Commitment to community involvement is also demonstrated by the developed community partnerships made by Jersey City Medical Center. These community partnerships offer the community members the opportunity to communicate their needs to Jersey City Medical Center. The annual community meetings, held at Jersey City Medical Center, is another forum, which provides the community members to express their needs. (Refer to SE13-A for the annual community meeting announcement). Community educational programs are then derived to fulfill the community’s needs. (For further information on community educational program offerings see SE13).

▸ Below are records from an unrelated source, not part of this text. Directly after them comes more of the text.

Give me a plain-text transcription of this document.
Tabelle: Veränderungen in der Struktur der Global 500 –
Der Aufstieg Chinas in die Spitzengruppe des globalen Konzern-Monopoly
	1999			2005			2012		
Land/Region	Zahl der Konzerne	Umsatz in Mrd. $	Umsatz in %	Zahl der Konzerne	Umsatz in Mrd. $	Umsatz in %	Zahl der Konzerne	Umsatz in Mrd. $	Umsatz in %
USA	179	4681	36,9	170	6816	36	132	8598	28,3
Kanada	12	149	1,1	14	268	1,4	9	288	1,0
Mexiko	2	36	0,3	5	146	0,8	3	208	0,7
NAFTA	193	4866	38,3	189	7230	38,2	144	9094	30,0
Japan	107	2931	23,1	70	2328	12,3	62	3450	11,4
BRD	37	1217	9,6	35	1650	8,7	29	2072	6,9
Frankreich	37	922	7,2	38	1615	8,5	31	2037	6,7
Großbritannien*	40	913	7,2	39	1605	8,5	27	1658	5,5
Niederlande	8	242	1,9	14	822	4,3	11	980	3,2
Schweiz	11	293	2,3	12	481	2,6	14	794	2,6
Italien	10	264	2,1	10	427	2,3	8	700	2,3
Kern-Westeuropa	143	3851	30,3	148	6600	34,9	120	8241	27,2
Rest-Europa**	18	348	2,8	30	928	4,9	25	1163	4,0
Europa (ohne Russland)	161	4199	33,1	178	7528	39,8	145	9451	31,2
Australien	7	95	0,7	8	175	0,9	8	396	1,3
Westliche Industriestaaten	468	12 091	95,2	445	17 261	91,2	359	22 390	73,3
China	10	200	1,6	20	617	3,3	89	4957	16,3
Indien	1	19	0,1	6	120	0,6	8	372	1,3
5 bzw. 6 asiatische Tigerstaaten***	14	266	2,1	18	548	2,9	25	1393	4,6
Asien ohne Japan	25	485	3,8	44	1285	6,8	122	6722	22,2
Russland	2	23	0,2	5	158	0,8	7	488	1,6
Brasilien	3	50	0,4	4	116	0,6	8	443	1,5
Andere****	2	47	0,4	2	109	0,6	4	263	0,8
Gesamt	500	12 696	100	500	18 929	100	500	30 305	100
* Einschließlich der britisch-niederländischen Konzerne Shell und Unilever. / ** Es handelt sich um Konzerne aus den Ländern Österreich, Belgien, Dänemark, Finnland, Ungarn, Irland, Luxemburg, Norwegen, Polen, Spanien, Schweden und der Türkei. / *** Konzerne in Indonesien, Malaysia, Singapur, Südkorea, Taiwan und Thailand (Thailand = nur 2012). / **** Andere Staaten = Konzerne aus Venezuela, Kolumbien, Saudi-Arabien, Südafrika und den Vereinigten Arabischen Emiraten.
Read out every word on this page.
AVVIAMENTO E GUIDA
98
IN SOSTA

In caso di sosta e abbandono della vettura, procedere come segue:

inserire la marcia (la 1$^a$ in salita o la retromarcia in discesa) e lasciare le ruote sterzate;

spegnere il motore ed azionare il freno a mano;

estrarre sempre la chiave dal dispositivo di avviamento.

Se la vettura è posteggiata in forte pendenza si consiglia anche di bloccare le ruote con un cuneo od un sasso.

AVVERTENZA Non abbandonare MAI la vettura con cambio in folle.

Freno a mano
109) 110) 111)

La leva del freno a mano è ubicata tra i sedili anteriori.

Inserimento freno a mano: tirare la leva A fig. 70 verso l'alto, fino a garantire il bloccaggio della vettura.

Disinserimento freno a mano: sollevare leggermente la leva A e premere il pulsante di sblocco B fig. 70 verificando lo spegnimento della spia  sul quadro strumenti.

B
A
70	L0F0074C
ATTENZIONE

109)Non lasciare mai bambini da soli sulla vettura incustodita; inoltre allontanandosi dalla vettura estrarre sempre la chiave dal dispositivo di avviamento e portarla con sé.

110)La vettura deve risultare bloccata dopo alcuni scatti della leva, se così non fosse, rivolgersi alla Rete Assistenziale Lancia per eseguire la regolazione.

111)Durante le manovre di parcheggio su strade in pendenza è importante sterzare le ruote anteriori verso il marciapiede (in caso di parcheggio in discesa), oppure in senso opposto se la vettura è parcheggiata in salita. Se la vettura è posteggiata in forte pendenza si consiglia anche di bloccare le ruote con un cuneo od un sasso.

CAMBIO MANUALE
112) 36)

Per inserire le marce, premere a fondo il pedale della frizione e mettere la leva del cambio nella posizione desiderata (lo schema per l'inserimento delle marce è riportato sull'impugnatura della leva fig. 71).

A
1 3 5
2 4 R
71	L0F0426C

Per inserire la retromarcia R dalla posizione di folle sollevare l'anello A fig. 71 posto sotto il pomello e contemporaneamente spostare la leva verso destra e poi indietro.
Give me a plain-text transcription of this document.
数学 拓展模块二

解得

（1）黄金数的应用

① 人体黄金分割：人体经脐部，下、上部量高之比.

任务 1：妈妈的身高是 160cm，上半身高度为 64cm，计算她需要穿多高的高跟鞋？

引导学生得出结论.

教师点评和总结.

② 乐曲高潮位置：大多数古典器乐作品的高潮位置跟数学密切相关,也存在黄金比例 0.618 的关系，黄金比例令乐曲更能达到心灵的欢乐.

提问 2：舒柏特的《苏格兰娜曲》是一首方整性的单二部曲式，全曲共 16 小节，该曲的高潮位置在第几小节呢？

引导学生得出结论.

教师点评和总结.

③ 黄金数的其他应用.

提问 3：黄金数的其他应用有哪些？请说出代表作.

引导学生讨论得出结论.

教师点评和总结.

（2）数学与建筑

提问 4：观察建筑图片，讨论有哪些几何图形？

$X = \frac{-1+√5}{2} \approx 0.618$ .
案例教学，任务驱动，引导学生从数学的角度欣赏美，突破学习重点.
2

Medical and Social Services for the Homeless (M.A.S.S.H.) is a community outreach program sponsored and staffed by the hospital. (See Appendix SE11-A and SE11-B for the M.A.S.S.H informational flyer available in English and Spanish). M.A.S.S.H. is committed to meeting the needs of low income, working poor, uninsured, underinsured and homeless adults throughout Hudson County. It is currently overseen by the Behavioral Health Department.

SE11-Table 3

The M.A.S.S.H. program visits the shelters and any other place that the homeless are likely to congregate, and they attempt to gain services for these persons, for example, Medicaid, Social Security Disability, long-term housing and mental health programs. They perform health screenings, physical examinations and provide referrals for healthcare. They also provide a substance abuse outpatient program. In 2011, PATH (mental health program for the mentally ill) provided the following services:

  • 350 Clients received services
  • 80 New clients received service
  • 74 Clients were linked to mental health services
  • 11 Clients were linked to permanent housing

The Ryan White Infectious Disease Clinic is a part of the M.A.S.S.H. program and is designed for HIV/AIDS clients. They perform HIV/AIDS testing to identify new clients and they further connect these clients for primary medical care and primary medical case management. This organization served 57 clients during 2011, including 20 new clients.